As anyone who has done consulting, design, or professional services work will tell you, sometimes you have to fire a paying client because they are a giant sinkhole of frustration, time, karma, or whatever. If google improves its user experience across the board for all its users and prevents Bing defection, then that's probably a net positive even if they lose Adsense income on a few dozen large but user-hostile sites. Focusing on maximizing ad revenue at the expense of user experience would be exactly the kind of thing that a Microsoft or Yahoo! would do if they were in charge of a search engine, and we've seen how well that worked out.
posted by Rhomboid at 5:34 PM on February 27, 2011 [1 favorite]


It's a newish thing, and basically a sucks-that-we-need-to-do-it SEO countermeasure against scraper sites.
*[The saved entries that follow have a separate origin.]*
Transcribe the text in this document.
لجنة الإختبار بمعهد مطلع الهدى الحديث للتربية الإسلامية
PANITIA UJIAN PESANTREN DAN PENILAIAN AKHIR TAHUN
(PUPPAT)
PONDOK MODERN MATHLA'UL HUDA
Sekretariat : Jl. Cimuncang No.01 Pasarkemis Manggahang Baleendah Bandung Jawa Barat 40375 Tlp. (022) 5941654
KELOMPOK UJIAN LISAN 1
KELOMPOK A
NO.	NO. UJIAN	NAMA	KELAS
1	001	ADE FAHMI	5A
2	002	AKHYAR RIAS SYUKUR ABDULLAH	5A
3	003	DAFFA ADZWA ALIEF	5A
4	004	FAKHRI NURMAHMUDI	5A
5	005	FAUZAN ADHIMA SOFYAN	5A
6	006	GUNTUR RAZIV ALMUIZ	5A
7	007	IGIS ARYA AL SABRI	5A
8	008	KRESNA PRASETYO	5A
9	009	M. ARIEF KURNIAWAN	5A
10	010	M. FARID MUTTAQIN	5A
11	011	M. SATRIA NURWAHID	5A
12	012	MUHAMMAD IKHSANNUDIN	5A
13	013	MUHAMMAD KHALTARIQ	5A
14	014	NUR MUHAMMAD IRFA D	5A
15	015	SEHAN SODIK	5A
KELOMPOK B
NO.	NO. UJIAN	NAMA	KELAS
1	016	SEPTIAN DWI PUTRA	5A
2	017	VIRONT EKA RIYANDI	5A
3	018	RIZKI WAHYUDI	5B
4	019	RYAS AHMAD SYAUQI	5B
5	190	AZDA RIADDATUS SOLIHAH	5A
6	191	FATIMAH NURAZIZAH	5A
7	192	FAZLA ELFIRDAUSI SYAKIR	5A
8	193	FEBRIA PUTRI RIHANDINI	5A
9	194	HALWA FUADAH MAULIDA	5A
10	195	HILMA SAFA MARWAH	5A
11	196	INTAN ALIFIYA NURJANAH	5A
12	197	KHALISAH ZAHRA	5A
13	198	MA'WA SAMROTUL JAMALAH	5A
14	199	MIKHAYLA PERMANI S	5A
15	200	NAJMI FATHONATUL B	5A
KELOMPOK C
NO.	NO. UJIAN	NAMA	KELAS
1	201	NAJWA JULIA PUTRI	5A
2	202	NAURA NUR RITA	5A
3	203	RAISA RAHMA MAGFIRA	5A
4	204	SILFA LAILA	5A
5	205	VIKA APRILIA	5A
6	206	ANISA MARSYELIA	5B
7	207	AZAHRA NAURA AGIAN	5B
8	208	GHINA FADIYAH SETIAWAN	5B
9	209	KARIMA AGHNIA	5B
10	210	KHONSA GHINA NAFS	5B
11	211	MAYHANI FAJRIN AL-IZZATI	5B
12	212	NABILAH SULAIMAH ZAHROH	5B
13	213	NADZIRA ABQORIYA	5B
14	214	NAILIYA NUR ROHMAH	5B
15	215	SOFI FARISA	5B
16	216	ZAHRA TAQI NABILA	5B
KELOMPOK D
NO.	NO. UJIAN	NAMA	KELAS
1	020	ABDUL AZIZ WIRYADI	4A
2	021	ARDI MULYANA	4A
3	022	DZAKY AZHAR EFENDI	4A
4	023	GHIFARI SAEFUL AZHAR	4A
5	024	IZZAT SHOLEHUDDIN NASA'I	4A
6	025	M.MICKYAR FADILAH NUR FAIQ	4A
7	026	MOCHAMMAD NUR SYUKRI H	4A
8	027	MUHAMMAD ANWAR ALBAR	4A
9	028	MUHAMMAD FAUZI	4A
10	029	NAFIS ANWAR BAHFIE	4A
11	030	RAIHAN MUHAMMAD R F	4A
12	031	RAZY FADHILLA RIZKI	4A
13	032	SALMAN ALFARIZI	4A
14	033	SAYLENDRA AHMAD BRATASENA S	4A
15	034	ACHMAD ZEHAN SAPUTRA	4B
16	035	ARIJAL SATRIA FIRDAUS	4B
Matt knows the details.
posted by cortex (staff) at 6:27 PM on February 27, 2011


Oh thank goodness, it's totally working, no more crappy Luuux results when I search for makeup reviews. Cheers for that Google.
posted by like_neon at 6:02 AM on February 28, 2011


Likely just busy-monday-morning coincidence, but I woke up to a real bumper crop of brainless link-exchange emails in the contact form.